Durante a sua introdução ao workshop, o gestor geral da transição digital da Região, Tommaso Calabrò, explicou a estratégia relativa à digitalização regional, resultante da análise dos pontos fortes e fracos existentes, dos riscos a evitar e das lacunas a serem preenchidos para atingir os objetivos definidos, as oportunidades e as ferramentas e aplicações a utilizar.
“As linhas estratégicas – explicou Calabrò – são compostas por uma primeira parte relativa ao funcionamento administrativo, uma segunda dirigida aos serviços digitais para cidadãos e empresas, uma terceira às simplificações administrativas e uma quarta dedicada à criação de ecossistemas. Esta última linha estratégica permitiu-nos efectivamente reordenar o caos administrativo e informático que estava presente na Região e que se devia essencialmente à fragmentação das intervenções nos diferentes departamentos, que até recentemente careciam de uma direcção central. Demos assim unidade às intervenções existentes e garantimos a continuidade, através da transversalidade informática entre os vários departamentos.

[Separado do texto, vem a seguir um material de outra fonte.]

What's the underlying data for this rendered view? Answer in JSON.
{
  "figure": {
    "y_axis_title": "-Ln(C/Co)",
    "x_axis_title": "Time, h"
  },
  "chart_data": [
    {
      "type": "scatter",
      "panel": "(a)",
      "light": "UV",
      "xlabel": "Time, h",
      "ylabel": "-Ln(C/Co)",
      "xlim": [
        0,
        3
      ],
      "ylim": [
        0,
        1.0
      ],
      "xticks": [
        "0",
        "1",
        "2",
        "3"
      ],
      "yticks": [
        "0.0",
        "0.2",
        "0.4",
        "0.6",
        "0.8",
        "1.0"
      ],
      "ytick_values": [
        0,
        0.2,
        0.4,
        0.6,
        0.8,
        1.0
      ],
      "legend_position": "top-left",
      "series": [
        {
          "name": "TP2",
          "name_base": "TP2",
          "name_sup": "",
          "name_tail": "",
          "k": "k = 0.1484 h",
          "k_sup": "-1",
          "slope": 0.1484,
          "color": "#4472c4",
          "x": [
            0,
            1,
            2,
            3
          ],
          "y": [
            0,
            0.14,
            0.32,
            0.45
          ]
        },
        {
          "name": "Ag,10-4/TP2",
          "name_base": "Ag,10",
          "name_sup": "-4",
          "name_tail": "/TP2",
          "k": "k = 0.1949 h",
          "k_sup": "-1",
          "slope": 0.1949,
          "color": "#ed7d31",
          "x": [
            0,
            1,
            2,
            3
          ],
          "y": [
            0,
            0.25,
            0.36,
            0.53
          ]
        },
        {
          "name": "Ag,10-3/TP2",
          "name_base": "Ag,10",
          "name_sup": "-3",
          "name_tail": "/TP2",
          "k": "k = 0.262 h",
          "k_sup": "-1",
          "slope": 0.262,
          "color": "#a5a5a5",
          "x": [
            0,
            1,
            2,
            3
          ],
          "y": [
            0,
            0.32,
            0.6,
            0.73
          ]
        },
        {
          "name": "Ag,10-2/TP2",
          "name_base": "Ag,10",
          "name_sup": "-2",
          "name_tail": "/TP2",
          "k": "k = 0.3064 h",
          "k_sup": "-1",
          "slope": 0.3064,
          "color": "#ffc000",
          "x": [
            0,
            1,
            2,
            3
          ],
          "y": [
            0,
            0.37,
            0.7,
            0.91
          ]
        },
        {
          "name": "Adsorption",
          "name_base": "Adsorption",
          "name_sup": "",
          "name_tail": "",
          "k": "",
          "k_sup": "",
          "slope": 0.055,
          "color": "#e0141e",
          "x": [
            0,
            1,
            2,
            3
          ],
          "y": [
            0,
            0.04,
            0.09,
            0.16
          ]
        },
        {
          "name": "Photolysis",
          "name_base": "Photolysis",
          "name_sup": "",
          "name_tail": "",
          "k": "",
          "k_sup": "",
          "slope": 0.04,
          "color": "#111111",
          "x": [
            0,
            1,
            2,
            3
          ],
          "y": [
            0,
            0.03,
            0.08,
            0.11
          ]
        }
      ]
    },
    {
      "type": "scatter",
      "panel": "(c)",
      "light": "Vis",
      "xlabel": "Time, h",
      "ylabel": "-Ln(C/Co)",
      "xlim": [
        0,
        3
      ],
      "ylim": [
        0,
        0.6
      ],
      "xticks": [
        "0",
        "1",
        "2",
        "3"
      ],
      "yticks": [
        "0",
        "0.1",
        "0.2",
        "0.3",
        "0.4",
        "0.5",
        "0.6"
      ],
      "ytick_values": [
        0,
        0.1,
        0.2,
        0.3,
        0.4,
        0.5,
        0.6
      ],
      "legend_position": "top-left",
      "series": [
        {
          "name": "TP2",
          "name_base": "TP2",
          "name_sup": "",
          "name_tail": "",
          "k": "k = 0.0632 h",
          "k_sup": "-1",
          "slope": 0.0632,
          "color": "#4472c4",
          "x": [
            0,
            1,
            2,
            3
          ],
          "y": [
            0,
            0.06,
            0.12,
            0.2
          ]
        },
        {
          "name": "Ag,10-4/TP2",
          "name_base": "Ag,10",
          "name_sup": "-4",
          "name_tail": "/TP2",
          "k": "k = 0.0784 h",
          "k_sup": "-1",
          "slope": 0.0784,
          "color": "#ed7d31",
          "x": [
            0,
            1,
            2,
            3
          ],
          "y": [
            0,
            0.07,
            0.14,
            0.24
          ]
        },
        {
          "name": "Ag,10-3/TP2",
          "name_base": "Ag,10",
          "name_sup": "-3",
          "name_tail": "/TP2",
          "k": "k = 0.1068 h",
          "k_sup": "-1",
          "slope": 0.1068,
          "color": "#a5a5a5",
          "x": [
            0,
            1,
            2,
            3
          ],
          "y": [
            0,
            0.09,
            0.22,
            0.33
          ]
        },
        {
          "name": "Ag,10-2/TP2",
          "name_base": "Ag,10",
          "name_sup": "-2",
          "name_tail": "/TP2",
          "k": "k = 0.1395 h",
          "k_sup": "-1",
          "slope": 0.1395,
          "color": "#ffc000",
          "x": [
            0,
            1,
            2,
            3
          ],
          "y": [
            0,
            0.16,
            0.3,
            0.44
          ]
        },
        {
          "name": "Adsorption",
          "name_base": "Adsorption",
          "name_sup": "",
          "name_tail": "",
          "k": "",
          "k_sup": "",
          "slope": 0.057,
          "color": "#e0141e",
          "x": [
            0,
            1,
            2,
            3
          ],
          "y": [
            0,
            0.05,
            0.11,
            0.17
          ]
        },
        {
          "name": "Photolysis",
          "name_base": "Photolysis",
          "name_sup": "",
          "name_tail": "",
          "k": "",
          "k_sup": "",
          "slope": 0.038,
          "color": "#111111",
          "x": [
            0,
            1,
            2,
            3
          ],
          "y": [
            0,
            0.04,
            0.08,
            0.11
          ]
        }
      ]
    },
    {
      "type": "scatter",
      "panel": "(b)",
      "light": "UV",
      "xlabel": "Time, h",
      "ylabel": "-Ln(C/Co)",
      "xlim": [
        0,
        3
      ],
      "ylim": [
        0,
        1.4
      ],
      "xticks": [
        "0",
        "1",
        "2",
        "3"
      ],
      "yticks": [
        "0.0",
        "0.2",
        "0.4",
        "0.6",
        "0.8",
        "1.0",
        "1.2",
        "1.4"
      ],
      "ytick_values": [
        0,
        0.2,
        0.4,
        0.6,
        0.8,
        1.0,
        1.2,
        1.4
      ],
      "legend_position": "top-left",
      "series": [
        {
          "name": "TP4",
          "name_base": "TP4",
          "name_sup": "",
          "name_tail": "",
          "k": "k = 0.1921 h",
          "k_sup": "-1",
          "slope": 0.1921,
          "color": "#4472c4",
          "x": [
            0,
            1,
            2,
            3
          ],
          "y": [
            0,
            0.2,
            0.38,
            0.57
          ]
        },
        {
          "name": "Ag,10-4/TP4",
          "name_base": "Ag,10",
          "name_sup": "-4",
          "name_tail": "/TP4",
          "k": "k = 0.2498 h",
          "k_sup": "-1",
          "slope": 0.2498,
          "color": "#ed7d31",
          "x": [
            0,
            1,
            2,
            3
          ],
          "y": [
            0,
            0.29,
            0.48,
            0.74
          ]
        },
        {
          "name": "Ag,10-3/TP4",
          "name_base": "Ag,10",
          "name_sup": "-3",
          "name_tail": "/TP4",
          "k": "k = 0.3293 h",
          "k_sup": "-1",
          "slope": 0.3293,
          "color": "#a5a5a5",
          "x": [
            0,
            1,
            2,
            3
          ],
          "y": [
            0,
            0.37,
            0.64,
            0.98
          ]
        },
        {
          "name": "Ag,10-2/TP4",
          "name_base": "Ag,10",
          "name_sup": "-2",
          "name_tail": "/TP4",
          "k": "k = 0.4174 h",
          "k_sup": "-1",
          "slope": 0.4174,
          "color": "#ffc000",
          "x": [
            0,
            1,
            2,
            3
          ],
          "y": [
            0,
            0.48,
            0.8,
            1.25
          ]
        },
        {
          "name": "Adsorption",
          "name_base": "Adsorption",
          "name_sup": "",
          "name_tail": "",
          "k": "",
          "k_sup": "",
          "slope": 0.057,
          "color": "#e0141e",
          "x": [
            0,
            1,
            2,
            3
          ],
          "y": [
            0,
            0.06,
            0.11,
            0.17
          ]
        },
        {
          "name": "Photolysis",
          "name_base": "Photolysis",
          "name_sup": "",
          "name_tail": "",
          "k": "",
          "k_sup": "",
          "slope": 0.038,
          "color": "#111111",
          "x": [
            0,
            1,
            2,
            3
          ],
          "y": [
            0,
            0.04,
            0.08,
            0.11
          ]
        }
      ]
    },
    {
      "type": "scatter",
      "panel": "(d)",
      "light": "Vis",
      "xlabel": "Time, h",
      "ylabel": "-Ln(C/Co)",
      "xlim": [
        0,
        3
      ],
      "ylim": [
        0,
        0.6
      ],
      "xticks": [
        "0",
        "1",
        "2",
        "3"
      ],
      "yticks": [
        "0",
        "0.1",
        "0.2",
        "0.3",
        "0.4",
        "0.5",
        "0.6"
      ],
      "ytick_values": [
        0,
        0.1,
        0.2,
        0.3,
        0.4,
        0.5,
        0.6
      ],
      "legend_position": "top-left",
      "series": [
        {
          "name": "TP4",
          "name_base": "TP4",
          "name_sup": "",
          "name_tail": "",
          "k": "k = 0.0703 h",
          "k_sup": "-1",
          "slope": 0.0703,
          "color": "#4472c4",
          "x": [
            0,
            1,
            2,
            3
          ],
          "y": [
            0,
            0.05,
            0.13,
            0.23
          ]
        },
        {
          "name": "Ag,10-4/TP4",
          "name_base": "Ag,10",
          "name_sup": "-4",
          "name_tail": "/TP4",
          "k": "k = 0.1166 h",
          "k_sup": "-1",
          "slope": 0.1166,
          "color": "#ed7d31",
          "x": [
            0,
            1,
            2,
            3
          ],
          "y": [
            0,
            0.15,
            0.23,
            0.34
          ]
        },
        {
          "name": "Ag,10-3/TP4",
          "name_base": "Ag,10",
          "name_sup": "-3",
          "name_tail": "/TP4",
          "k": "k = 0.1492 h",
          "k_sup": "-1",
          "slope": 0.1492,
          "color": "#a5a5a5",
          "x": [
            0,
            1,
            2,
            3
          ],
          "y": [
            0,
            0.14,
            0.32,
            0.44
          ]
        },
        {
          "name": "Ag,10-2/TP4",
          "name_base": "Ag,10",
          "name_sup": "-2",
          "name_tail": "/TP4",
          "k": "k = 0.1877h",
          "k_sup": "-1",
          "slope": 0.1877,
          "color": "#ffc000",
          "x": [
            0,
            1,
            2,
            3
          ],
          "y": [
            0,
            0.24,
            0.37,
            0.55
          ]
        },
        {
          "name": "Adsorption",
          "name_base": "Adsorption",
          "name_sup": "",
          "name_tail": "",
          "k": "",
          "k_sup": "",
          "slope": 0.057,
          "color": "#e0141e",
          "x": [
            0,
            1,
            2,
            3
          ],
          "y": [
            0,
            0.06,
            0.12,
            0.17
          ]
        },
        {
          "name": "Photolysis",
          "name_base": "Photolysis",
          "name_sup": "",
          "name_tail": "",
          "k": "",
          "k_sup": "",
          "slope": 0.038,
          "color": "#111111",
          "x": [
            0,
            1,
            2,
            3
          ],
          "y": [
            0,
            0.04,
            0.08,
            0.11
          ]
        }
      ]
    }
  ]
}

O conselho regional pretendia então que o departamento de Transição Digital fosse o único coordenador de todas as intervenções relativas aos sistemas de informação. E assim definimos também um importante plano dentro do Programa Regional em que estão disponíveis cerca de 200 milhões de euros, que nos permitem iniciar a implementação da estratégia de intervenção de forma ordenada. Destes fundos comprometemos mais de um terço dos recursos e preparamo-nos para continuar com a atenção sempre dada à implementação das quatro linhas estratégicas”.
Durante o workshop, a advogada Rosamaria Santacaterina do departamento de Transição Digital focou na importância da figura do Gestor de Transição Digital dentro do PA, sublinhando a necessidade de criar uma rede estruturada dessas figuras na nossa região de forma a permitir uma contribuição real às administrações individuais para que sejam cada vez mais digitais e mais próximas das necessidades dos cidadãos e das empresas.
Roberto Guarasci, professor titular de conservação de documentos digitais da Unical, explicou como este workshop é importante para dar aos participantes informações iniciais e gerais sobre como uma administração pública deve gerir a transição obrigatória para o digital, tentando dar algumas indicações práticas e operacionais. O próprio professor listou os principais temas: desde a nomeação do responsável, passando pelo problema central da preservação dos documentos digitais, até os problemas ligados à preservação da nuvem e os de segurança ligados a este tipo específico de tecnologia. .
Para Domenico Talia, professor de engenharia informática da Universidade da Calábria, é fundamental difundir competências para que as administrações possam beneficiar delas no tratamento das dificuldades. Talia realizou um seminário sobre computação em nuvem e sistemas de dados abertos para a administração pública e sublinhou que a inteligência artificial será o foco do workshop nas próximas semanas. Segundo Talia, além das oportunidades que este último pode oferecer, é preciso ter um bom conhecimento dele para minimizar os riscos. E acrescentou que estas tecnologias servem, por um lado, para simplificar os serviços aos cidadãos, por outro, oferecem um potencial interessante para melhorar o funcionamento das administrações.
O próximo workshop será realizado na Cidadela regional no dia 22 de outubro e terá como foco inteligência artificial, tecnologias inovadoras em AP e segurança cibernética.